Seda Hepsev’s seventh solo exhibition at x-ist “Stranger Than Paradise” meets the audience between October 15 and November 21.
Seda Hepsev’s exhibition titled “Stranger Than Paradise,” inspired by the movie with the same name directed by Jim Jarmusch in 1984, deals with the quest for a flawless therefore impossible space, translocation, transforming the memory and the body in the potential new space, and the processes of reconstruction and persuasion.
In this exhibition, Seda Hepsev, whose works focus on the feminine existence which can carve itself a space, time, and memory by shedding various social experiences and constructs, feeds on the creative power of female bodies in creating their own space. The patterns and paintings of the exhibition comprise imaginary spaces and bodies constructed based on personal and collective stories. The representations of various geographical elements such as the sea, mountains along with the flora, and torn, scattered motifs and figures are all interacting both with the space and each other, embedded in an undefined, ambiguous activity. In his essay “No Place for them in Our Minds,” Adorno talks about things that keep going just as thoughts and recollections when he says that even the “non-reified” or the uncountable and non-quantifiable has an end. He believes that home is in the past and that it’s a part of ethics not to see our house as our home or not to feel at home there. The journey of the exhibition “Stranger Than Paradise” is shaped by this definition or lack thereof.
Consisting of paintings, patterns, and objects, the exhibition is composed of four installations titled “Preparation”, “Journey”, “Paradise”, and “A Year Later.” Although the titles create a sense of sequence, the construction of the exhibition and the incomplete images spilling over the paper or the canvas prevent certainty, framework, and borders.
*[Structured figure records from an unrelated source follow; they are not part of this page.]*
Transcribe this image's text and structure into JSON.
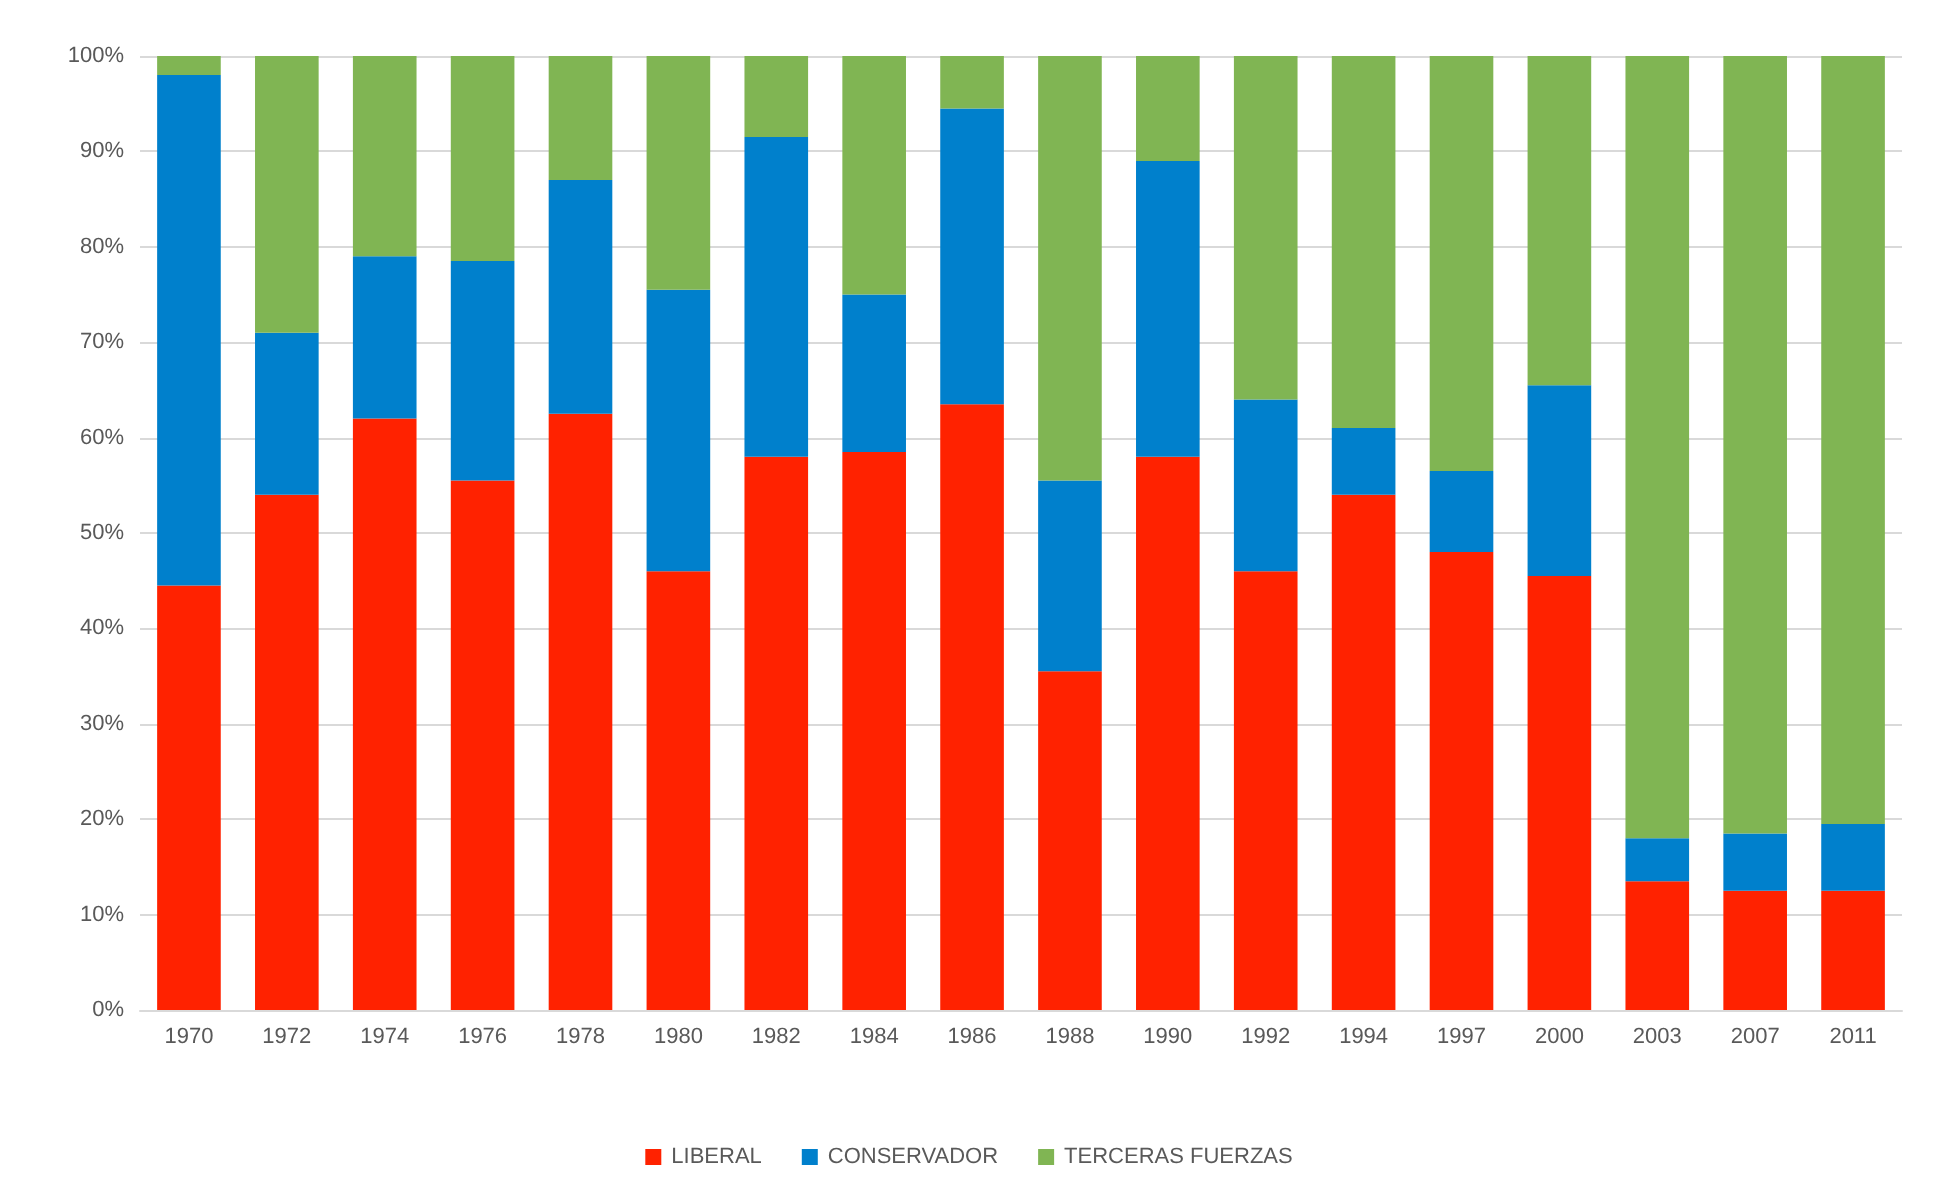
{
  "chart_data": {
    "type": "bar",
    "stacked": true,
    "categories": [
      "1970",
      "1972",
      "1974",
      "1976",
      "1978",
      "1980",
      "1982",
      "1984",
      "1986",
      "1988",
      "1990",
      "1992",
      "1994",
      "1997",
      "2000",
      "2003",
      "2007",
      "2011"
    ],
    "series": [
      {
        "name": "LIBERAL",
        "color": "#ff2200",
        "values": [
          44.5,
          54,
          62,
          55.5,
          62.5,
          46,
          58,
          58.5,
          63.5,
          35.5,
          58,
          46,
          54,
          48,
          45.5,
          13.5,
          12.5,
          12.5
        ]
      },
      {
        "name": "CONSERVADOR",
        "color": "#0080cc",
        "values": [
          53.5,
          17,
          17,
          23,
          24.5,
          29.5,
          33.5,
          16.5,
          31,
          20,
          31,
          18,
          7,
          8.5,
          20,
          4.5,
          6,
          7
        ]
      },
      {
        "name": "TERCERAS FUERZAS",
        "color": "#80b553",
        "values": [
          2,
          29,
          21,
          21.5,
          13,
          24.5,
          8.5,
          25,
          5.5,
          44.5,
          11,
          36,
          39,
          43.5,
          34.5,
          82,
          81.5,
          80.5
        ]
      }
    ],
    "ylim": [
      0,
      100
    ],
    "yticks": [
      {
        "value": 0,
        "label": "0%"
      },
      {
        "value": 10,
        "label": "10%"
      },
      {
        "value": 20,
        "label": "20%"
      },
      {
        "value": 30,
        "label": "30%"
      },
      {
        "value": 40,
        "label": "40%"
      },
      {
        "value": 50,
        "label": "50%"
      },
      {
        "value": 60,
        "label": "60%"
      },
      {
        "value": 70,
        "label": "70%"
      },
      {
        "value": 80,
        "label": "80%"
      },
      {
        "value": 90,
        "label": "90%"
      },
      {
        "value": 100,
        "label": "100%"
      }
    ],
    "grid": "y",
    "legend": "bottom"
  }
}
The element of water which provides journey and translocation in the exhibition opens the door for movement with figures placed near water, sea, or rivers.
Starting from the idea of plurality, lightness, ambiguity, and non-centrality embedded in the journey of three strangers between three cities in the movie “Stranger Than Paradise,” Seda Hepsev’s seventh solo exhibition at x-ist can be visited between October 15 and November 21, 2020.